Later, Balmer outline three other key considerations that should be taken into account in relation to stakeholder prioritisation in addition to legality (the organisation’s juridical identity such as the memorandum and articles of association):

• Efficacy, taking into account the needs, wants and desires of broader stakeholders such as politicians, customers, etc.

• Ethicality, the explicit ethical/corporate social responsibility (CSR) remit of the organisation.

• Temporality, consideration given to key stakeholders of the past (the founders who may have established and financed the entity, managers and employees who meaningfully contributed to its success, and prospective future stakeholders whose perspective may, for example, influence concepts of sustainability.

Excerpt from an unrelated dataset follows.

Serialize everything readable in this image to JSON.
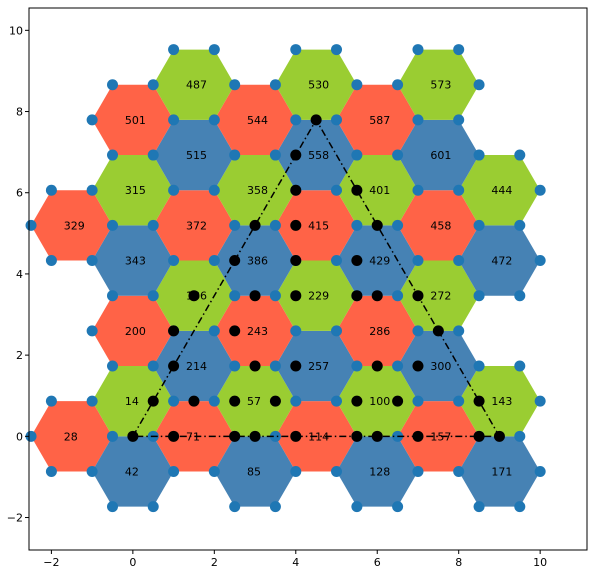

For a person who is appointed as a Communications Director or Manager it is vital that the understand for which type of entity they are working. The title of Communications Director can apply to someone who is on a board of directors, with all its related responsibilities, or to a senior management position separate to a role on the board. A Communications Manager, where they be a Chief Communications Officer or an Assistant Brand Manager will have less onerous responsibilities from a legal and other perspectives. The day -to-day activities in which their role dictates will also differ, and be aimed at slightly different audiences – the board director may focus on communications to shareholders, the manager may

communicate to a wider range of stakeholders. It is worthwhile noting that for many small businesses, the practice of corporate communication is largely unplanned. A study by Oliver and Reilly (1996) concluded that it is characterized by a lack of understanding both of what corporate communication is and how it can be of benefit to the small business. For most organisations, however, corporate communications is as planned and managed as directors and managers choose it to be.